1)     The dislocation mechanisms controlling the creep velocity by different temperature-applied stress conditions have been determined as well as their relation to the development of the dislocation structure (P.N. Okrainets, V.K. Pishchak);

2)     The physical bases of substructure strengthening under the conditions of high-temperature creep have been developed (V.A. Kononenko, V.K. Pishchak);

3)     The modern X-ray diffraction methods for study of the substructure parameters and their evolution during plastic deformation, in particular on high-temperature creep, have been developed.

At the present time the emphasis in the research of high-temperature creep is focused on commercial titanium alloys and alloys on the intermetallic basis.  

A special attention is paid to the development of modeling of the formation processes by deformation and further evolution on heating of structure, crystallographic texture, phase composition and concentration states of metals.
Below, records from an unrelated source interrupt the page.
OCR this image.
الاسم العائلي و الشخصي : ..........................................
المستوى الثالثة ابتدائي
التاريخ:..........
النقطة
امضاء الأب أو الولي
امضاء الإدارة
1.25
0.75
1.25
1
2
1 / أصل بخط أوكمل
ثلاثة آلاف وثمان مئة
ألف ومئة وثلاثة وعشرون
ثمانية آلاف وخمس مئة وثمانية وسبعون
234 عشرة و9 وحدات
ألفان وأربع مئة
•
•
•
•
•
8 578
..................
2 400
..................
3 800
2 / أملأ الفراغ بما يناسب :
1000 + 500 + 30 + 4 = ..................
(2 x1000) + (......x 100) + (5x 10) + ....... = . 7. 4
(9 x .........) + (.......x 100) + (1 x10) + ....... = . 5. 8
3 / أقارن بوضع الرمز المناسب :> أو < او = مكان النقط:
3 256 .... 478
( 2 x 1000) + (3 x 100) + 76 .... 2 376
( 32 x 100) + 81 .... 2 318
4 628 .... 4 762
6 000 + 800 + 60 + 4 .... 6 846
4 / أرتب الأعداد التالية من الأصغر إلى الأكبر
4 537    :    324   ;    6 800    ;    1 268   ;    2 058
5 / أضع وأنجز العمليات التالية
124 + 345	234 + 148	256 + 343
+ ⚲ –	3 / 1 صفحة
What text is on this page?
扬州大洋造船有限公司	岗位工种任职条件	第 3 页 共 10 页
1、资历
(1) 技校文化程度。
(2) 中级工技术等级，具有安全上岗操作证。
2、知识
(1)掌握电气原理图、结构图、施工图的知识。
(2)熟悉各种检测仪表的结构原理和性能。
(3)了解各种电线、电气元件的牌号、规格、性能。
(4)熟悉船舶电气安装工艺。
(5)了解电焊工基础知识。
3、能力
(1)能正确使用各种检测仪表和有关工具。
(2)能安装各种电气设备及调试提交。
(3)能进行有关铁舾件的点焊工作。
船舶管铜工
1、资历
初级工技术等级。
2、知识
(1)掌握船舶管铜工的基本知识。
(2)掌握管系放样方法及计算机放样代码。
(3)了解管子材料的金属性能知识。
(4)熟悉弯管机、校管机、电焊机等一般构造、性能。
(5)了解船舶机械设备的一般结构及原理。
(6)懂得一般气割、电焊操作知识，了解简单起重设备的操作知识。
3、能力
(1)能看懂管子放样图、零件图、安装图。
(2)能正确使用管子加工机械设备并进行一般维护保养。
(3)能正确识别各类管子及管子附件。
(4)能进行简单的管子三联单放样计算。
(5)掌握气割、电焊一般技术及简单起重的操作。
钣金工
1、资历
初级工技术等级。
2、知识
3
The  2D- and 3D- models describing the behavior of recrystallization and further grain`s growth taking into consideration the energy dependencies of grains` boundaries on their misorientation have been created using the Monte-Carlo method (O.M. Ivasishin, S.V. Shevchenko).

A new research direction of the department is a computer modeling of an atomic structure and properties of the alloys alloyed by interstitial and substitutional atoms aiming on creation of the physical bases for search of new materials and prediction of their physical properties (O.M. Ivasishin, A.N. Timoshevskii, B.Z. Yanchitskii).